- Born: 10 July 1846 Heysham, Lancashire
- Died: 31 August 1883 (aged 37) Mouswald, Dumfriesshire
- Education: Trinity College, Cambridge
- Occupation: Barrister
- Notable work: Harris's Criminal Law

= Frederic Philip Tomlinson =

English barrister and legal scholar (1846–1883)

Frederic Philip Tomlinson (10 July 1846 - 31 August 1883) was an English barrister and legal scholar. He was co-editor of Harris's Principles of the Criminal Law, which was a leading textbook on English criminal law.

== Early life and education ==

Tomlinson was born on 10 July 1846 at Heysham, Lancashire, the fifth son of Thomas Tomlinson, a barrister, and Sarah Mashiter, daughter of the Rev.
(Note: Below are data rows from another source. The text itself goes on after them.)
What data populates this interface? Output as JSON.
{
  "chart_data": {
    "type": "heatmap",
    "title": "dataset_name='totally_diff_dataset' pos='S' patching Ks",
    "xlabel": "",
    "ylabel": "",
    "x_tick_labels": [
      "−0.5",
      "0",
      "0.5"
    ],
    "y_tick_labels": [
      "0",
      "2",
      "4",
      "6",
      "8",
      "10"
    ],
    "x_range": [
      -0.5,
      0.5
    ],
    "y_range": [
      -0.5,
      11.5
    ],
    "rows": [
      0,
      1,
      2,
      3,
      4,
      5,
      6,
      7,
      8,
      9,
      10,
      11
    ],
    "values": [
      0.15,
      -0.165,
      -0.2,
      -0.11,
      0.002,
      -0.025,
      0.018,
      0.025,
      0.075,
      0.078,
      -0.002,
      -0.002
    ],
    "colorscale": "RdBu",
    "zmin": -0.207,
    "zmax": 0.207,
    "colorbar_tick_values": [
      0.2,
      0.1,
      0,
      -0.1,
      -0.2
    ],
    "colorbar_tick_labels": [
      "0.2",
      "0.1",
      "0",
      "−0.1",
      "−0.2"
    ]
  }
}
Roger Mashiter of Bolton-le-Sands. His brother was William Tomlinson.

He was schooled at Westminster School and was admitted to Trinity College, Cambridge as a pensioner in 1864, later becoming a scholar in 1867, and taking the B.A. in 1868 (proceeded by seniority to the M.A. in 1872).

He was admitted at the Inner Temple in 1867 and called to the Bar in the Michelmas term of 1871.

== Career ==

Tomlinson practised as a special pleader and circuit junior on the Northern Circuit, and he held chambers in the Temple, London.

In 1881, he co-wrote the second edition of Principles of the Criminal Law with Seymour F. Harris, and he wrote The Judicature Acts and Rules of the Supreme Court, 1883: With Notes and Index, which was published posthumously in 1884.

== Personal life and death ==

On 29 July 1876, Tomlinson married Mary Reid, eldest daughter of Sir James John Reid, a Scottish advocate and former colonial Chief Justice of the Ionian Islands.

He died after a short illness on 31 August 1883 at Mouswald, Dumfriesshire, aged 37.